The spheres were arranged geographically. What part of the Earth had he seen in the great room? India. He grabbed at a sphere that looked to be in the general geography of Asia and pulled it off of the shelf.
It flashed in his hands—it must be flashing on the other side too, telling its owner there was a message coming in. But what to say? Tell them he was Byron Shaw and he was alive? Someone working with the raiders wouldn’t care. They might think that the group been compromised. He needed something to reveal the
Walden
. To everyone. To show everyone where to look. But not in a way that the person on the other end of the sphere would find suspicious.
How do you reveal an invisible ship? He tried to think back to his history lessons. Before the Lattice, how had they been discovered?
And then he knew.
FIND A STRONG LASER.
SWEEP IT OVER THE GRAND ORBITEL SHIELD.
IN ORBIT ABOVE YOU NOW.
He put the sphere back and picked up the one next to it. It flashed and he repeated his message. More, more, more. How many of these people knew English or had a wrap nearby to translate it? How many could get a strong enough laser? Or knew how to target it?
At least a few should. If he could just get enough of them the message.
He kept going, working his way westward along the wall of the spheres. A few replied back, but he barely had time to see what they’d said, he was so focused on the task at hand.
He felt like he’d written hundreds of messages, but by the time the door slid open behind him, he realized he’d only done a couple dozen. For a couple minutes of work, maybe not so bad.

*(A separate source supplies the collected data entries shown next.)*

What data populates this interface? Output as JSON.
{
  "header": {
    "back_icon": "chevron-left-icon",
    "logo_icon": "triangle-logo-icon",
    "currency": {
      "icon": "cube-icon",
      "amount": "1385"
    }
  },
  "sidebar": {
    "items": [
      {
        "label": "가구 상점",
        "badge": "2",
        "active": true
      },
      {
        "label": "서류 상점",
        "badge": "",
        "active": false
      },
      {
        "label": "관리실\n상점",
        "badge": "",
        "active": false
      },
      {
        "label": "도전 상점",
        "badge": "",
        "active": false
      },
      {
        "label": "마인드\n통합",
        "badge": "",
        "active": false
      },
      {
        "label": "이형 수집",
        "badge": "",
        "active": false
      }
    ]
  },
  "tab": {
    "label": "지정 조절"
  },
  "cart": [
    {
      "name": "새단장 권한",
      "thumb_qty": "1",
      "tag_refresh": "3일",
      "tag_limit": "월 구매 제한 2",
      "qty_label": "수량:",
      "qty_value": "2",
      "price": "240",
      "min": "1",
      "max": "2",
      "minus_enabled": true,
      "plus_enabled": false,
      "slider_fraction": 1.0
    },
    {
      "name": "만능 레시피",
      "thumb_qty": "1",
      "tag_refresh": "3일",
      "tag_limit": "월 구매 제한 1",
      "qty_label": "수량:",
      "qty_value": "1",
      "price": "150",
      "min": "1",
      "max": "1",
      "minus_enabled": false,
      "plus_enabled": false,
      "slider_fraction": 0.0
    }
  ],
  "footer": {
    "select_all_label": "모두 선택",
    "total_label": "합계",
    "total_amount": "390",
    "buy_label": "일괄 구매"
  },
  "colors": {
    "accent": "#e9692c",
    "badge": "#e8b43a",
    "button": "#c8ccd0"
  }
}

But was it enough? Would anyone notice if a blast of laser light didn’t reach the shield and instead ended abruptly in space? Would anyone remember that lasers were the only kind of light that didn’t bend around an invisibility cloak?
Shaw calmly put the sphere in his hand back on the shelf. He turned to face the rest of them, ready for his fate, the deed complete.
Crowded into the small doorway were Wulf and Taveena, disappointed more than anything, he thought. Behind them was Tranq—who looked almost glad of the opportunity to punch Shaw—and Annalise, who looked … lonely? Abandoned?
Shaw wiped his brow—he hadn’t realized he had been sweating. “I don’t know if it was enough. But it might have been. If even two of these people can pull this off, their lasers will expose the ship. And then you’ll all stand trial for the attack on the Lattice.”